James Bolam asked me to write and direct his last ever episode of the show. I wanted to do something different so I decided to have the team investigate a crime from Victorian times. This meant there would be no guest stars (save for Tim McInnerney) and that the vast majority of the action would take place on the main set. I wanted this episide to be about the team and to allow as much space as possible for long scenes that the actors could get their teeth into.
The trick here was to introduce the tech (TEMPEST) that the team would be relying on heavily for the next three hours without letting the scene become too dry. I'd made the decision fairly early to make these characters as sparky as possible (I was actually using Marvel's Fantastic Four as character models!) and I decided to use this scene to explore not just the tech, but the background of one of the characters (played by Cas Anvar); a background which would profoundly affect his future actions in the story.

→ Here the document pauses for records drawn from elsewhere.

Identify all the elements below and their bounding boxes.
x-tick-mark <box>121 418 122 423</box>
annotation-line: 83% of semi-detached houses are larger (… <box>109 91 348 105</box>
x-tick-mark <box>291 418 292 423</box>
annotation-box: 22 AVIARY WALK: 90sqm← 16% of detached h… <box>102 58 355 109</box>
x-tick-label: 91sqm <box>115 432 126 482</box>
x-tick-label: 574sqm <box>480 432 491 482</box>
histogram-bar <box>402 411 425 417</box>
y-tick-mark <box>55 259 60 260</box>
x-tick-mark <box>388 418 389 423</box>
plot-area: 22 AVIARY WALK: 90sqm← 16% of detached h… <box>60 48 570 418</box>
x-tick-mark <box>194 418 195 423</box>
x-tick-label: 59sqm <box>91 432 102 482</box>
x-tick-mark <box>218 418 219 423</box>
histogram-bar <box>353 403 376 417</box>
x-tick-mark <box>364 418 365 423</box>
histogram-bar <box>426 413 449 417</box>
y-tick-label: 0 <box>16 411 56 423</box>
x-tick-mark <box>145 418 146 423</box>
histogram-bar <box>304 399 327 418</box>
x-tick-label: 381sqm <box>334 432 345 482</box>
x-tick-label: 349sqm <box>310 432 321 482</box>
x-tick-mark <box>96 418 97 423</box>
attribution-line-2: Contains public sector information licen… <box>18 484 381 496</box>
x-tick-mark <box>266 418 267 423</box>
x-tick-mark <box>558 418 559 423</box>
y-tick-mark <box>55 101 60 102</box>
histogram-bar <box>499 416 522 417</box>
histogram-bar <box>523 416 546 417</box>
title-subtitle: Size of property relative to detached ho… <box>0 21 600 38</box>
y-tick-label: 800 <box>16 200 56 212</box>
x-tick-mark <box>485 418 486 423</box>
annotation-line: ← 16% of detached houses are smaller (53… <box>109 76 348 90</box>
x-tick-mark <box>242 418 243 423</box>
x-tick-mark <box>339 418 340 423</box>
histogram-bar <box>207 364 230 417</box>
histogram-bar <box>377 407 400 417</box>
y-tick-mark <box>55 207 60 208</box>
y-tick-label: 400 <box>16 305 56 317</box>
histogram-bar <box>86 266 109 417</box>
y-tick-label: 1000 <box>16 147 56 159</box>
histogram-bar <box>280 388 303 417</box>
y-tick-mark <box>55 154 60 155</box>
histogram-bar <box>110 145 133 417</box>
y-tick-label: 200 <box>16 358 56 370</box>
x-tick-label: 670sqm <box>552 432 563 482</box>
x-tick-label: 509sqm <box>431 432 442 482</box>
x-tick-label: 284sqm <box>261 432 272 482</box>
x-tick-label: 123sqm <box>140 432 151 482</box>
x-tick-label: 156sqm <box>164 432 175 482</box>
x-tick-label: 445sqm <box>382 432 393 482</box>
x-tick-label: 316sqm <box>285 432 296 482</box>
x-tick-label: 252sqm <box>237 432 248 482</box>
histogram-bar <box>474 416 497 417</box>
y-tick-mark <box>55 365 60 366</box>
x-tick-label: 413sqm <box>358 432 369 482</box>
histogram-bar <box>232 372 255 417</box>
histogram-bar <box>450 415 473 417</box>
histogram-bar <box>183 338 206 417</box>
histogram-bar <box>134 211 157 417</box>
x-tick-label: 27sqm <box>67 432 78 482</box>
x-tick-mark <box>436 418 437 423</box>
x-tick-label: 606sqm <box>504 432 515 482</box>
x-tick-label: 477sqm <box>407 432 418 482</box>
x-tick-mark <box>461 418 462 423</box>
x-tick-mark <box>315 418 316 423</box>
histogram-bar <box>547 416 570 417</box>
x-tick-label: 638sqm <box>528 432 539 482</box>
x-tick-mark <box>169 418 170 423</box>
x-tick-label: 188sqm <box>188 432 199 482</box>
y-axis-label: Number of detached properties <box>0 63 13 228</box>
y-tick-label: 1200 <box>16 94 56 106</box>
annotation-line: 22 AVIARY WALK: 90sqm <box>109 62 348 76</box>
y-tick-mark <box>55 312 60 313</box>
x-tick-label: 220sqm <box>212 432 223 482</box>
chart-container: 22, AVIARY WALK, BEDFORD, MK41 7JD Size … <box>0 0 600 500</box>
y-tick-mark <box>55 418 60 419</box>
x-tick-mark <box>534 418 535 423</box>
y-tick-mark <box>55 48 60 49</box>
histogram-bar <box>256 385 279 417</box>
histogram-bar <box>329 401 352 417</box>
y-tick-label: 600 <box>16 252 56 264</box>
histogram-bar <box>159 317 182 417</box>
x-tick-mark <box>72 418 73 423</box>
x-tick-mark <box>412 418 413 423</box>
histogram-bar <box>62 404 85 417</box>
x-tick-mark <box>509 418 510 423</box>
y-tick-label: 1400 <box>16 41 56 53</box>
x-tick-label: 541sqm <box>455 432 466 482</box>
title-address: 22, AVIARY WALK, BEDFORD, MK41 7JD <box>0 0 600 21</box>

The big confrontation between Sarah (Nicola Stephenson) and Katzenberg (Tom Sizemore). A huge hurricane has hit New York and, in the aftermath, Katzenberg is trying to wriggle out of taking the blame.
The Criminal was a movie I wrote and directed when I was 26 years old. Obviously there are bits of this that make me cringe now but overall it holds up pretty well. In this scene, J (Steven Mackintosh) has been arrested for the murder of a woman he picked up in a bar (Spoiler: he didn't do it). The cops are played by Bernard Hill and Holly Aird. NSFW warning: I'd be surprised if this isn't one of the all time sweariest scenes in cinema.
"Could we do this whole thing as one shot?" was the question I asked after lunch on the afternoon we were due to shoot this. This was modern noir and it was the classic walk-and-talk through the police station (the now over-used Bethnal Green Town Hall) and I wanted it to flow non-stop from start to finish. Luckily the producers had anticipated the whims of a first-time director and had one of the best Steadicam guys in the UK standing by. The poor guy didn't just have to cope with physical obstacles, he also had to deal with Bernard Hill riffing brilliantly around the script.
The latest Sweet Billy Pilgrim video. This time we wanted a drama feel, so we asked some actors to take the lyrics and treat them as dialogue in a scene. Starring Indira Varma, Colin Tierney, Don Gilet, Tracy Whitwell and Nicola Stephenson.
This was the first thing I shot for Sweet Billy Pilgrim. Considering we were working on a super-low budget with a cameraman (me), editor (also me) and colour grader (me again) who had never done this before, I think we pulled it off.
Shot on a Nikon DSLR, edited and graded at home, this is a music video for British folk band Piefinger.
This is the brand new SBP video and I'm really pleased with this one as it was a completely solo effort (if you don't count the band, obviously!) The idea was to document a song from the writing to the performance, so I took my Blackmagic Pocket Cinema Camera and a handful of Nikon lenses and followed the band around London, the Home Counties and out to Vienna to get the footage. I then cut the lot down to four and a half minutes and graded it on DaVinci Resolve. This one is labelled the "director's cut" because I regraded one shot and tweaked the audio at the end so it's minutely different from the "official" version. There are also some versions floating around without the 45 second intro on them but I've reinstated it here.
A music video for the band Sweet Billy Pilgrim. This was shot on a DSLR (a Nikon D800 for the camera nerds in the audience) and was made on a budget of approximately £85. I wrote a piece about exactly how we did that HERE. This video was premiered on Mojo Magazine's website.